Bassett is too anxious to wait to find out. His wife is having their first child in April, and she had to stop working for medical reasons. “If the budget doesn’t come in, they don’t have money for us,” Bassett said. “I haven’t told her yet . . . I didn’t want her to worry.”
It’s just a three-hour drive from Washington to this industrial city on the James River — where President Obama plans to appear Tuesday in his latest effort to get House Republicans to renegotiate across-the-board cuts set to begin Friday — but the distance between the politics of the nation’s capital and their consequences here is profound.
Obama is not seen in Newport News as any sort of savior but rather as the leader of a dysfunctional government that is playing havoc with people’s lives. Residents are bitter and resentful. It’s difficult to have a conversation without getting an earful of expletives. And there is little patience here for serving as political props in Washington’s latest budget drama.
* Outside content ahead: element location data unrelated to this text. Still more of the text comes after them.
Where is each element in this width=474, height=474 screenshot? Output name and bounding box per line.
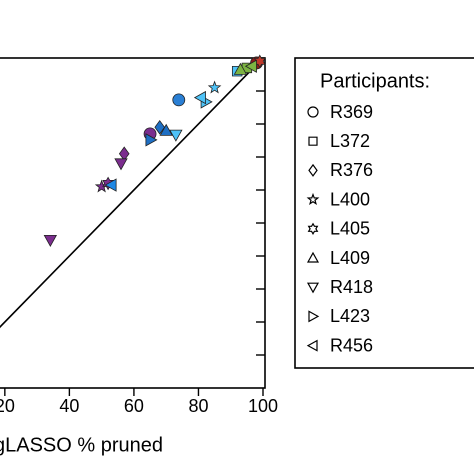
- legend-label: L409: [330, 248, 370, 268]
- x-tick-label: 80: [188, 396, 208, 416]
- point: [145, 133, 158, 147]
- point: [244, 59, 257, 73]
- plot-frame: [0, 57, 266, 389]
- point: [154, 120, 166, 135]
- legend-marker: [306, 251, 320, 263]
- reference-line: [0, 57, 264, 329]
- legend-title: Participants:: [320, 70, 430, 92]
- point: [207, 80, 222, 94]
- legend-label: L405: [330, 219, 370, 239]
- legend-marker: [307, 222, 319, 235]
- point: [114, 158, 128, 171]
- legend-label: L372: [330, 131, 370, 151]
- point: [193, 90, 206, 105]
- point: [169, 129, 183, 142]
- point: [159, 123, 173, 136]
- point: [43, 234, 58, 247]
- legend-marker: [308, 163, 318, 177]
- point: [118, 146, 130, 161]
- point: [172, 93, 186, 107]
- x-tick-label: 20: [0, 396, 15, 416]
- legend-marker: [306, 339, 318, 352]
- x-tick-label: 40: [59, 396, 79, 416]
- x-tick-label: 60: [124, 396, 144, 416]
- point: [104, 178, 117, 192]
- legend-marker: [308, 136, 318, 146]
- legend-box: [294, 57, 474, 369]
- legend-label: R418: [330, 277, 373, 297]
- legend-label: L423: [330, 306, 370, 326]
- x-tick-label: 100: [248, 396, 278, 416]
- point: [253, 54, 266, 69]
- x-axis-label: gLASSO % pruned: [0, 434, 163, 456]
- point: [233, 62, 248, 75]
- legend-label: R369: [330, 102, 373, 122]
- legend-marker: [307, 106, 319, 118]
- legend-marker: [306, 192, 320, 206]
- legend-label: R376: [330, 160, 373, 180]
- legend-label: L400: [330, 189, 370, 209]
- legend-marker: [306, 282, 320, 294]
- legend-label: R456: [330, 335, 373, 355]
- legend-marker: [308, 310, 320, 323]
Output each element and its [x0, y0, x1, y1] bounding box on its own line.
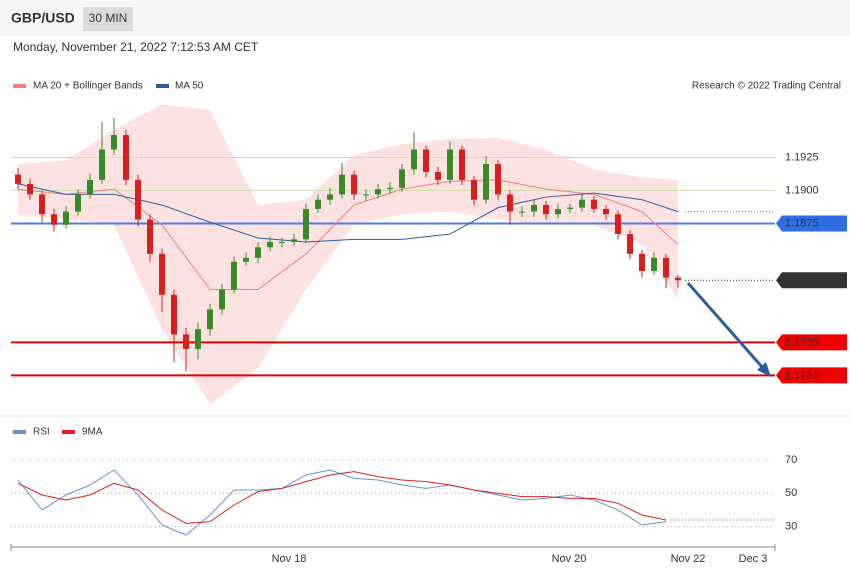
- level-label: 1.1785: [785, 336, 819, 348]
- legend-swatch: [156, 84, 169, 88]
- candle-body: [375, 189, 381, 195]
- forecast-arrowhead: [757, 362, 771, 377]
- candle-body: [639, 253, 645, 272]
- legend-swatch: [13, 84, 26, 88]
- last-price-tag: [776, 272, 847, 289]
- candle-body: [87, 179, 93, 195]
- candle-body: [219, 289, 225, 310]
- candle-body: [603, 208, 609, 215]
- candle-body: [303, 208, 309, 240]
- candle-body: [531, 204, 537, 212]
- legend-label: MA 20 + Bollinger Bands: [33, 81, 143, 92]
- candle-body: [255, 247, 261, 258]
- candle-body: [99, 149, 105, 180]
- candle-body: [351, 174, 357, 195]
- candle-body: [567, 207, 573, 209]
- candle-body: [579, 199, 585, 208]
- candle-body: [135, 179, 141, 220]
- candle-body: [183, 334, 189, 349]
- candle-body: [63, 211, 69, 225]
- candle-body: [447, 149, 453, 180]
- candle-body: [675, 277, 681, 281]
- candle-body: [387, 187, 393, 190]
- ma-line: [17, 183, 679, 243]
- legend-swatch: [13, 430, 26, 434]
- candle-body: [363, 194, 369, 196]
- candle-body: [459, 149, 465, 180]
- y-tick-label: 30: [785, 521, 797, 533]
- candle-body: [111, 134, 117, 150]
- last-price-label: 1.1832: [785, 274, 819, 286]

“I don’t think the president ought to come down here,” said Lynn Hester, 55, whose son-in-law is a Navy veteran. “I think the president and the Senate and the Congress have let us down. I think they’ve let down the American people.”
A company town
Newport News sits at the heart of Hampton Roads, a region whose economy and identity are based largely on the tens of thousands of military personnel, contractors and veterans who live and work here. SEAL Team 6 is based in the region. Jets from Naval Air Station Oceana regularly buzz along the Virginia Beach coast. The Gallery at Military Circle mall in Norfolk sits just off Military Highway.
Newport News is where the Navy makes aircraft carriers and submarines, and this city of 180,000 feels like a company town, where generations of families have found good-paying jobs making something lasting.
Many fear that prideful past and the community it helped build will fall victim to Washington-style pettiness and irresponsibility. In language about as polite as it gets, many here feel jerked around by their national leaders.
“We’re paying them a whole lot of money . . . but they’re not doing a damn thing,” said Kenny Marr, a welding foreman who followed his grandfather and father into the shipyard nearly three decades ago. “If they cut here, then all the good they say they’re doing about jobs is going to disappear.”
Marr was drinking a Michelob Light with his brother-in-law David Somers at TJ’s Sports Tavern outside a shipyard entrance. Country hits, NASCAR highlights and “Gangnam Style” played in the background.